Reduced expression of CD49d on T-cells, in particular as CD4+ and CD8+ sub-sets of CD3+ cells, in the older adults, indicates potentially impaired capability of T-cells to interact with HEVs and APCs. Therefore the capability of naïve T-cells to circulate through lymph nodes could be affected which would impact on T-cell activation and reaction to novel antigenic exposure. In rodent models, it has been shown that the ability to upregulate αβ integrin chains in response to stimulus is impaired in older mice [21] which consequently diminishes their resistance to bacterial infection; hence, it is also possible that reduced α4 integrin expression in older humans could contribute to their increased infection rates. In contrast, there were no differences between the young non-exercising and exercising adults for lymphocyte expression of α4 integrin so for these cohorts there are no apparent exercise induced changes to this immune parameter; hence, this study suggests that exercise-related physiological stress may not affect integrin expression, although the mechanisms influencing exercise induced T-cell redistribution are still to be determined [26]. Type I interferons have been reported to regulate expression of cell adhesion molecules [13, 14], so an additional parameter assessed in this study was to measure circulating levels of IFNα and IFNβ2; however, we found no statistical evidence of a concurrent reduction in blood interferon levels among the older subjects that might have been contributory towards their reduced T-cell expression of α4 integrins.

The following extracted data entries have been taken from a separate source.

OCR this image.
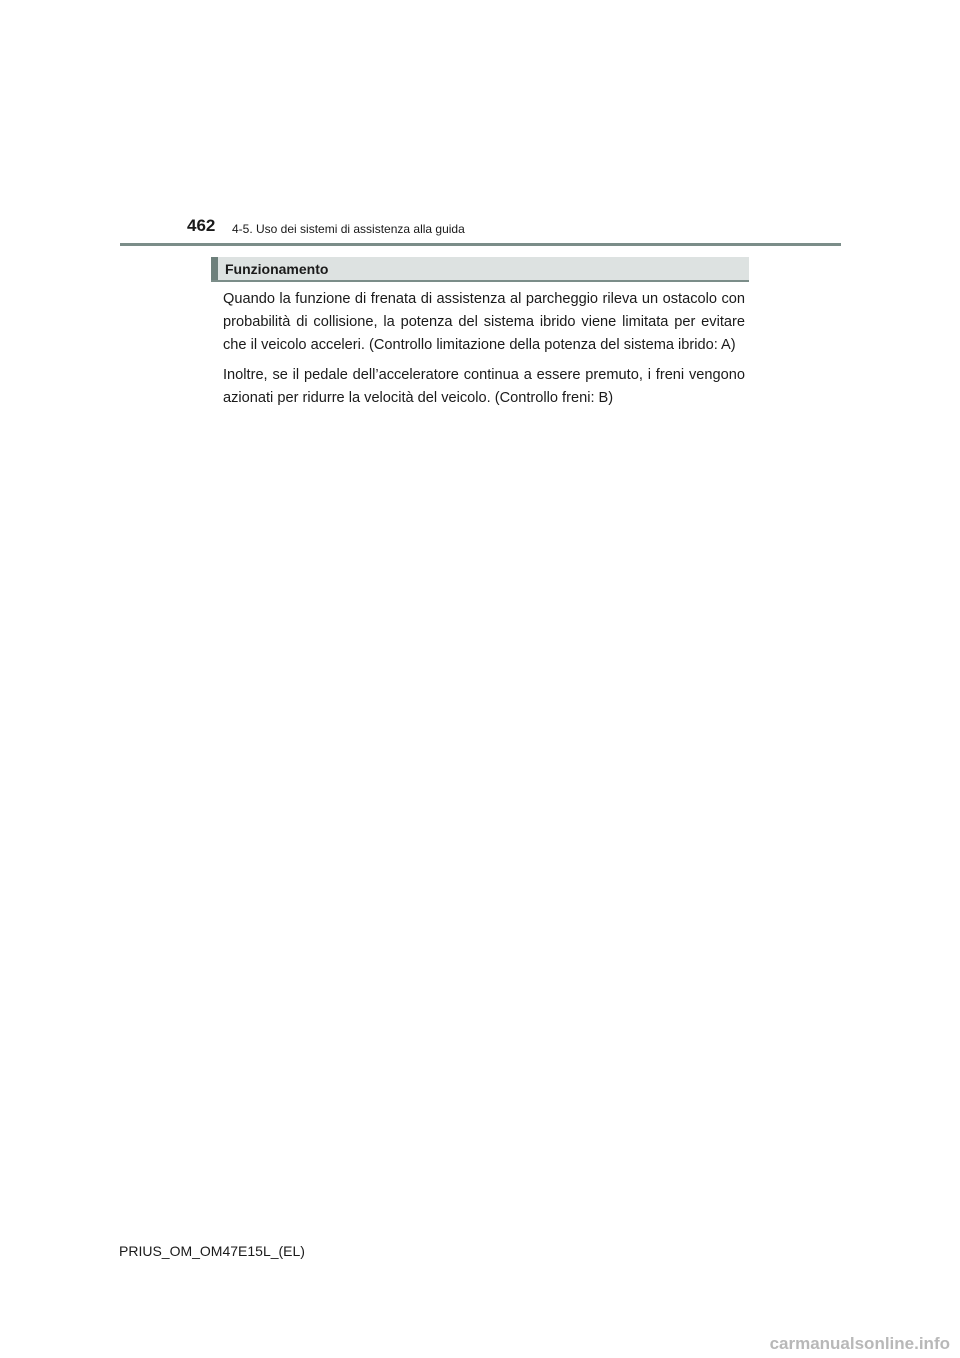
462 4-5. Uso dei sistemi di assistenza alla guida
Funzionamento

Quando la funzione di frenata di assistenza al parcheggio rileva un ostacolo con probabilità di collisione, la potenza del sistema ibrido viene limitata per evitare che il veicolo acceleri. (Controllo limitazione della potenza del sistema ibrido: A)

Inoltre, se il pedale dell’acceleratore continua a essere premuto, i freni vengono azionati per ridurre la velocità del veicolo. (Controllo freni: B)

PRIUS_OM_OM47E15L_(EL)
carmanualsonline.info
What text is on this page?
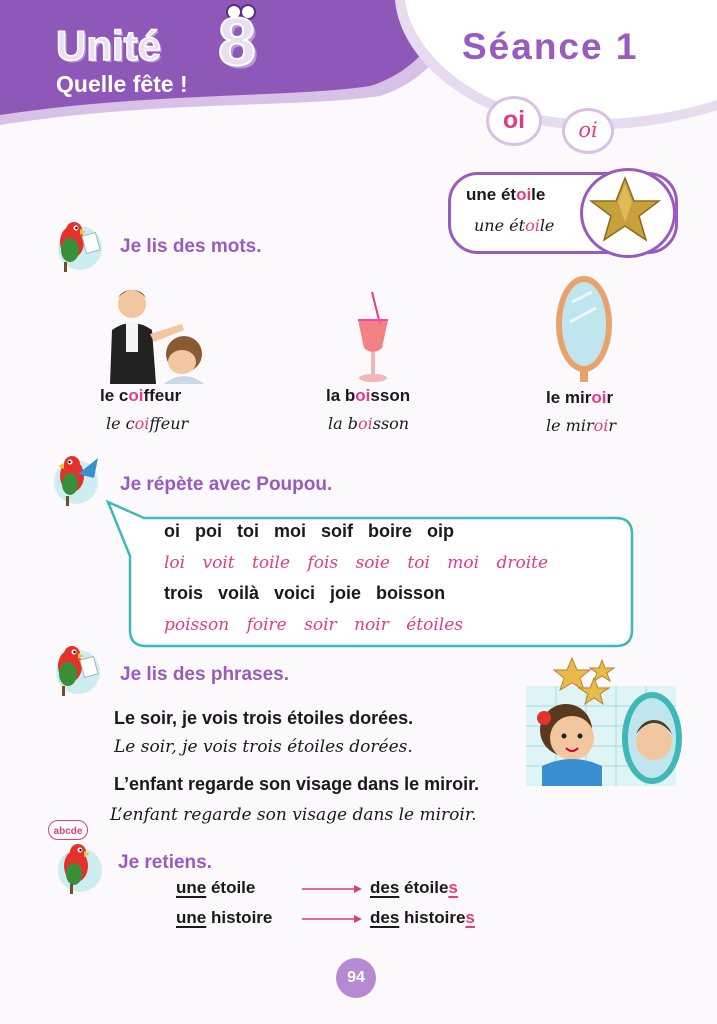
Unité 8
Quelle fête !
Séance 1
oi	oi
une étoile
une étoile
Je lis des mots.
le coiffeur
le coiffeur
la boisson
la boisson
le miroir
le miroir
Je répète avec Poupou.
oi poi toi moi soif boire oip
loi voit toile fois soie toi moi droite
trois voilà voici joie boisson
poisson foire soir noir étoiles
Je lis des phrases.
Le soir, je vois trois étoiles dorées.
Le soir, je vois trois étoiles dorées.
L’enfant regarde son visage dans le miroir.
L’enfant regarde son visage dans le miroir.
abcde
Je retiens.
une étoile	des étoiles
une histoire	des histoires
94
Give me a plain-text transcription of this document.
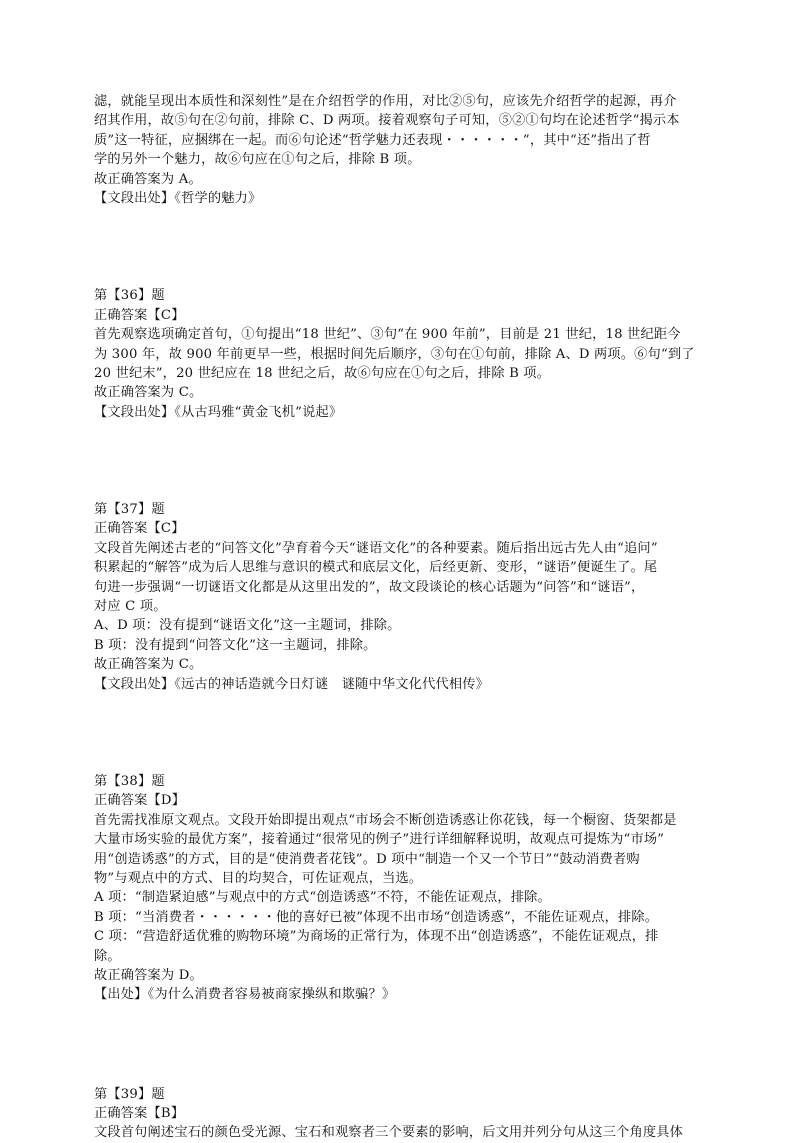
滤，就能呈现出本质性和深刻性”是在介绍哲学的作用，对比②⑤句，应该先介绍哲学的起源，再介
绍其作用，故⑤句在②句前，排除 C、D 两项。接着观察句子可知，⑤②①句均在论述哲学“揭示本
质”这一特征，应捆绑在一起。而⑥句论述“哲学魅力还表现・・・・・・”，其中“还”指出了哲
学的另外一个魅力，故⑥句应在①句之后，排除 B 项。
故正确答案为 A。
【文段出处】《哲学的魅力》
第【36】题
正确答案【C】
首先观察选项确定首句，①句提出“18 世纪”、③句“在 900 年前”，目前是 21 世纪，18 世纪距今
为 300 年，故 900 年前更早一些，根据时间先后顺序，③句在①句前，排除 A、D 两项。⑥句“到了
20 世纪末”，20 世纪应在 18 世纪之后，故⑥句应在①句之后，排除 B 项。
故正确答案为 C。
【文段出处】《从古玛雅“黄金飞机”说起》
第【37】题
正确答案【C】
文段首先阐述古老的“问答文化”孕育着今天“谜语文化”的各种要素。随后指出远古先人由“追问”
积累起的“解答”成为后人思维与意识的模式和底层文化，后经更新、变形，“谜语”便诞生了。尾
句进一步强调“一切谜语文化都是从这里出发的”，故文段谈论的核心话题为“问答”和“谜语”，
对应 C 项。
A、D 项：没有提到“谜语文化”这一主题词，排除。
B 项：没有提到“问答文化”这一主题词，排除。
故正确答案为 C。
【文段出处】《远古的神话造就今日灯谜　谜随中华文化代代相传》
第【38】题
正确答案【D】
首先需找准原文观点。文段开始即提出观点“市场会不断创造诱惑让你花钱，每一个橱窗、货架都是
大量市场实验的最优方案”，接着通过“很常见的例子”进行详细解释说明，故观点可提炼为“市场”
用“创造诱惑”的方式，目的是“使消费者花钱”。D 项中“制造一个又一个节日”“鼓动消费者购
物”与观点中的方式、目的均契合，可佐证观点，当选。
A 项：“制造紧迫感”与观点中的方式“创造诱惑”不符，不能佐证观点，排除。
B 项：“当消费者・・・・・・他的喜好已被”体现不出市场“创造诱惑”，不能佐证观点，排除。
C 项：“营造舒适优雅的购物环境”为商场的正常行为，体现不出“创造诱惑”，不能佐证观点，排
除。
故正确答案为 D。
【出处】《为什么消费者容易被商家操纵和欺骗？》
第【39】题
正确答案【B】
文段首句阐述宝石的颜色受光源、宝石和观察者三个要素的影响，后文用并列分句从这三个角度具体
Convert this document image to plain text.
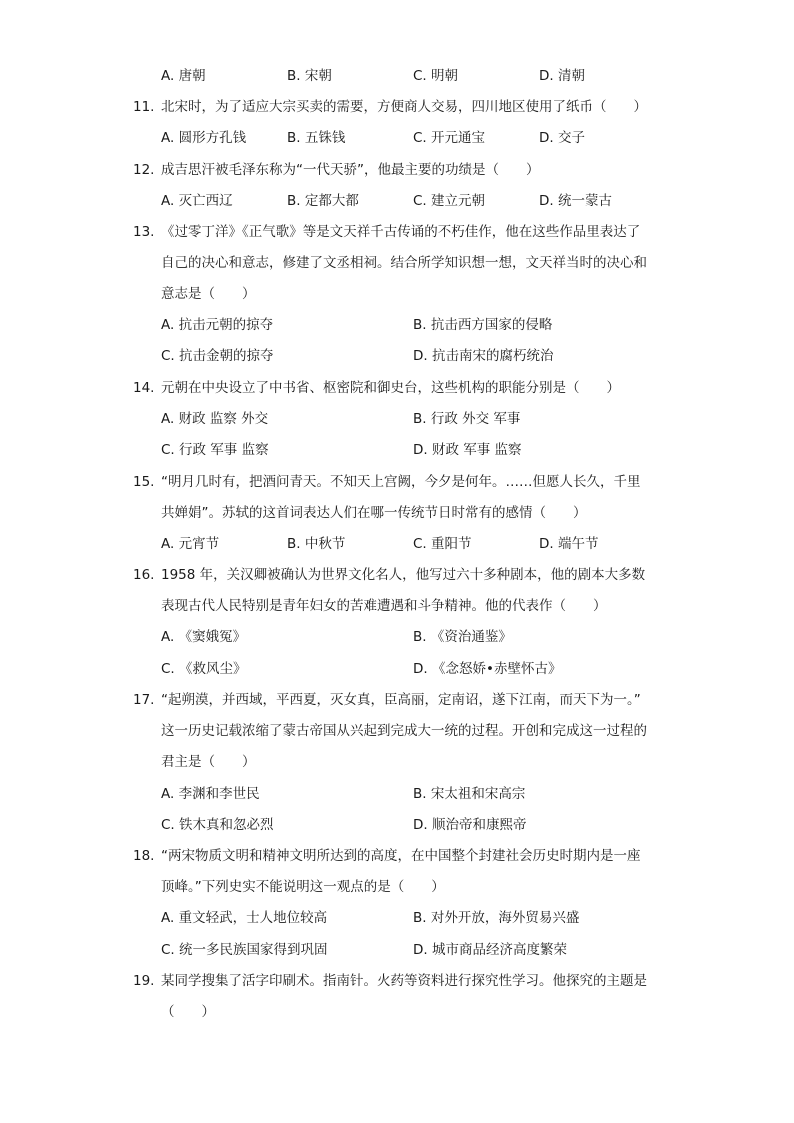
A. 唐朝	B. 宋朝	C. 明朝	D. 清朝
11. 北宋时，为了适应大宗买卖的需要，方便商人交易，四川地区使用了纸币（　　）
A. 圆形方孔钱	B. 五铢钱	C. 开元通宝	D. 交子
12. 成吉思汗被毛泽东称为“一代天骄”，他最主要的功绩是（　　）
A. 灭亡西辽	B. 定都大都	C. 建立元朝	D. 统一蒙古
13. 《过零丁洋》《正气歌》等是文天祥千古传诵的不朽佳作，他在这些作品里表达了
自己的决心和意志，修建了文丞相祠。结合所学知识想一想，文天祥当时的决心和
意志是（　　）
A. 抗击元朝的掠夺	B. 抗击西方国家的侵略
C. 抗击金朝的掠夺	D. 抗击南宋的腐朽统治
14. 元朝在中央设立了中书省、枢密院和御史台，这些机构的职能分别是（　　）
A. 财政 监察 外交	B. 行政 外交 军事
C. 行政 军事 监察	D. 财政 军事 监察
15. “明月几时有，把酒问青天。不知天上宫阙，今夕是何年。……但愿人长久，千里
共婵娟”。苏轼的这首词表达人们在哪一传统节日时常有的感情（　　）
A. 元宵节	B. 中秋节	C. 重阳节	D. 端午节
16. 1958 年，关汉卿被确认为世界文化名人，他写过六十多种剧本，他的剧本大多数
表现古代人民特别是青年妇女的苦难遭遇和斗争精神。他的代表作（　　）
A. 《窦娥冤》	B. 《资治通鉴》
C. 《救风尘》	D. 《念怒娇•赤壁怀古》
17. “起朔漠，并西域，平西夏，灭女真，臣高丽，定南诏，遂下江南，而天下为一。”
这一历史记载浓缩了蒙古帝国从兴起到完成大一统的过程。开创和完成这一过程的
君主是（　　）
A. 李渊和李世民	B. 宋太祖和宋高宗
C. 铁木真和忽必烈	D. 顺治帝和康熙帝
18. “两宋物质文明和精神文明所达到的高度，在中国整个封建社会历史时期内是一座
顶峰。”下列史实不能说明这一观点的是（　　）
A. 重文轻武，士人地位较高	B. 对外开放，海外贸易兴盛
C. 统一多民族国家得到巩固	D. 城市商品经济高度繁荣
19. 某同学搜集了活字印刷术。指南针。火药等资料进行探究性学习。他探究的主题是
（　　）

It is possible that the age- related changes to α4 integrin expression on T-cells noticed in these older adults are an early indicator of loss of homeostatic mechanisms. While functional data on naïve CD4 T-cells from individuals between the ages of 60-70 indicate that these cells are fully competent and do not have proliferative defects, the homeostatic mechanisms that maintain levels of naïve T-cells eventually fail after the ages of 70-75 years [8]. Hence, the recording here of reduced α4 expression may precede and contribute to the known senescence of functional immune responses that are reliant on lymphocyte trafficking to peripheral sites, such as delayed-type hypersensitivity response [27].

While no further evidence can be provided here regarding the molecular or physiological basis underlying a reduction in CD49d expression on T-cells in older adults, these results in combination with prior knowledge (that immunosenescence in the T-cell compartment is characterised by the presence of fewer antigen-naïve cells and a reduced TCR repertoire), may lead to a better understanding of how immune competence is affected by ageing.